Like most things, the truth is not clear cut. I have proven, at least to myself that blindly following UOA is a random walk at best. But there are instances where it can lead to something more compelling.
Let's start with an assumption that there is an instance of UOA where someone is selling new positions in puts. This is most likely one of two things: 1) they have no position and want to take a position at a lower price level (stock replacement) or 2) they are not short the underlying. If one is shorting the underlying, typically one is not selling puts against it. It doesn't make margin sense to approach things like this. So, given that the position is sufficient in size (5x average daily volume), this could be a piece of evidence that this is a bullish signal.
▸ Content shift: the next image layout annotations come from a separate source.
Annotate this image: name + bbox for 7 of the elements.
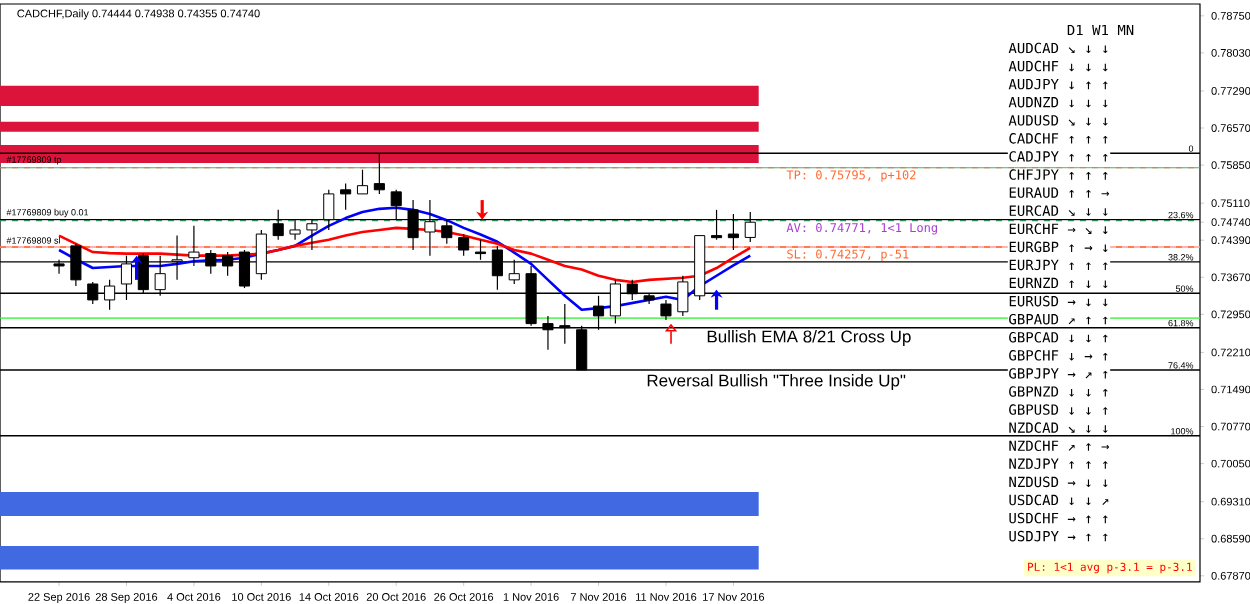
annotation: Bullish EMA 8/21 Cross Up [707,330,911,346]
candlestick [356,169,369,195]
candlestick [458,233,470,257]
candlestick [441,219,453,245]
candlestick [660,299,672,321]
candlestick [340,183,352,211]
annotation: Reversal Bullish "Three Inside Up" [647,374,906,390]
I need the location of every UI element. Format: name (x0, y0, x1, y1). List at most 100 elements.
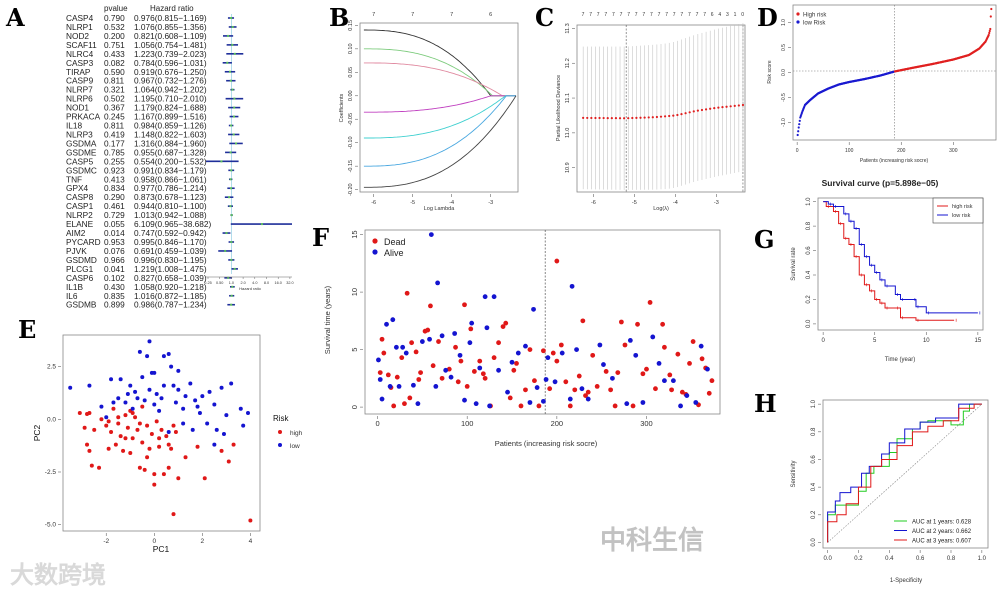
hazard-ratio-text: 1.058(0.920−1.218) (134, 282, 207, 292)
top-axis-label: 7 (627, 12, 630, 18)
pca-point (116, 396, 121, 401)
top-axis-label: 7 (703, 12, 706, 18)
p-value: 0.177 (104, 138, 125, 148)
p-value: 0.102 (104, 273, 125, 283)
x-tick-label: 2 (201, 538, 205, 545)
gene-name: CASP4 (66, 13, 94, 23)
pca-point (152, 472, 157, 477)
x-tick-label: -5 (410, 200, 415, 206)
x-tick-label: 1.0 (978, 556, 987, 562)
pca-point (125, 425, 130, 430)
pca-point (104, 423, 109, 428)
legend-marker (372, 249, 378, 255)
hazard-ratio-text: 0.995(0.846−1.170) (134, 237, 207, 247)
survival-point (453, 344, 458, 350)
x-tick-label: 4 (249, 538, 253, 545)
pca-point (161, 383, 166, 388)
p-value: 0.321 (104, 85, 125, 95)
survival-point (400, 344, 406, 350)
survival-point (377, 377, 383, 382)
gene-name: GSDMA (66, 138, 97, 148)
risk-point (798, 119, 801, 122)
survival-point (439, 333, 445, 339)
survival-point (523, 343, 528, 349)
pca-point (157, 444, 162, 449)
deviance-point (717, 106, 720, 109)
survival-point (462, 397, 467, 403)
p-value: 0.590 (104, 67, 125, 77)
x-tick-label: 0 (375, 419, 379, 428)
survival-point (612, 403, 618, 409)
pca-point (202, 476, 207, 481)
deviance-point (610, 117, 613, 120)
survival-point (514, 361, 519, 366)
plot-frame (359, 22, 519, 193)
y-tick-label: 0.6 (806, 246, 812, 255)
survival-point (428, 303, 433, 309)
p-value: 0.433 (104, 49, 125, 59)
pca-point (128, 383, 133, 388)
top-axis-label: 7 (589, 12, 592, 18)
pca-point (68, 385, 73, 390)
survival-point (385, 372, 391, 378)
coefficient-path (363, 95, 516, 139)
survival-point (435, 280, 441, 286)
pca-point (87, 383, 92, 388)
survival-point (690, 339, 696, 344)
deviance-point (737, 104, 740, 107)
survival-point (409, 340, 415, 346)
p-value: 0.076 (104, 246, 125, 256)
deviance-point (647, 116, 650, 119)
survival-point (376, 357, 381, 363)
p-value: 0.923 (104, 165, 125, 175)
deviance-point (623, 117, 626, 120)
survival-point (428, 232, 434, 238)
p-value: 0.751 (104, 40, 125, 50)
survival-point (576, 373, 582, 379)
gene-name: NLRC4 (66, 49, 94, 59)
survival-point (669, 387, 674, 393)
x-tick-label: 32.0 (286, 281, 293, 285)
survival-point (627, 338, 633, 343)
survival-point (500, 324, 506, 329)
legend-label: high risk (952, 204, 973, 210)
hr-point (260, 223, 263, 226)
y-axis-label: PC2 (32, 424, 42, 441)
pca-point (166, 429, 171, 434)
survival-point (433, 384, 439, 389)
y-tick-label: 0.6 (811, 455, 817, 464)
legend-box (932, 197, 984, 224)
survival-point (394, 374, 400, 380)
survival-point (709, 378, 715, 384)
gene-name: IL18 (66, 121, 83, 131)
pca-point (118, 434, 123, 439)
gene-name: NOD1 (66, 103, 89, 113)
hazard-ratio-text: 1.223(0.739−2.023) (134, 49, 207, 59)
hazard-ratio-text: 0.554(0.200−1.532) (134, 156, 207, 166)
hazard-ratio-text: 0.984(0.859−1.126) (134, 121, 207, 131)
top-axis-label: 7 (411, 12, 414, 18)
survival-point (427, 336, 432, 342)
survival-point (468, 326, 474, 332)
hazard-ratio-text: 0.991(0.834−1.179) (134, 165, 207, 175)
hazard-ratio-text: 1.179(0.824−1.688) (134, 103, 207, 113)
gene-name: PYCARD (66, 237, 101, 247)
top-axis-label: 7 (620, 12, 623, 18)
pca-point (147, 339, 152, 344)
pca-point (166, 351, 171, 356)
deviance-point (663, 115, 667, 118)
top-axis-label: 7 (582, 12, 585, 18)
deviance-point (700, 108, 704, 112)
pca-point (125, 392, 130, 397)
top-axis-label: 7 (680, 12, 683, 18)
pca-point (154, 392, 159, 397)
survival-point (413, 349, 419, 355)
panel-label-c: C (535, 3, 555, 32)
hazard-ratio-text: 0.747(0.592−0.942) (134, 228, 207, 238)
deviance-point (704, 108, 708, 111)
survival-point (387, 384, 393, 389)
survival-point (569, 283, 575, 289)
pca-point (161, 472, 166, 477)
survival-point (518, 403, 524, 409)
y-tick-label: 1.0 (811, 399, 817, 408)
This is especially true if it makes sense in a technical analysis framework.
A Specific Play, Highlights
As traders, we want to put as many contributing factors as we can in our favor when generating a signal. Will it always work? Heck no. Will it work over time? My 20+ years of combined experience says so. Let's take a look at my signal long in the November FB 77.5/80 call spread. In general, my fundamental outlook on FB remains strong. It continues to be one of, if not the, go-to outlets for social media across broad sectors of the global population. From the technical side, it found support at the 73 area. This is another bullish indicator. Here is what Bloomberg News has to say about it.
As many as 178 million shares, or 8.8 percent of Facebook’s outstanding stock, may enter the market as a lockup on stock sold during the acquisition expires, according to Goldman Sachs Group Inc. analyst Heather Bellini. “The shares could become available for trading in the two or three days after Facebook reports earnings on Oct. 28”, Bellini said.
So, the market knows (and thus has priced in) a nearly 9% dissolution of the stock. The market absorbed this news (another bullish signal). Using the implied volume going out to the November expiration, I see the market is pricing in an 80.50 level to the upside. I identified the November 77.5/80 call spread for $0.50. This has a reward to risk ratio of over 9:1. That is called leverage!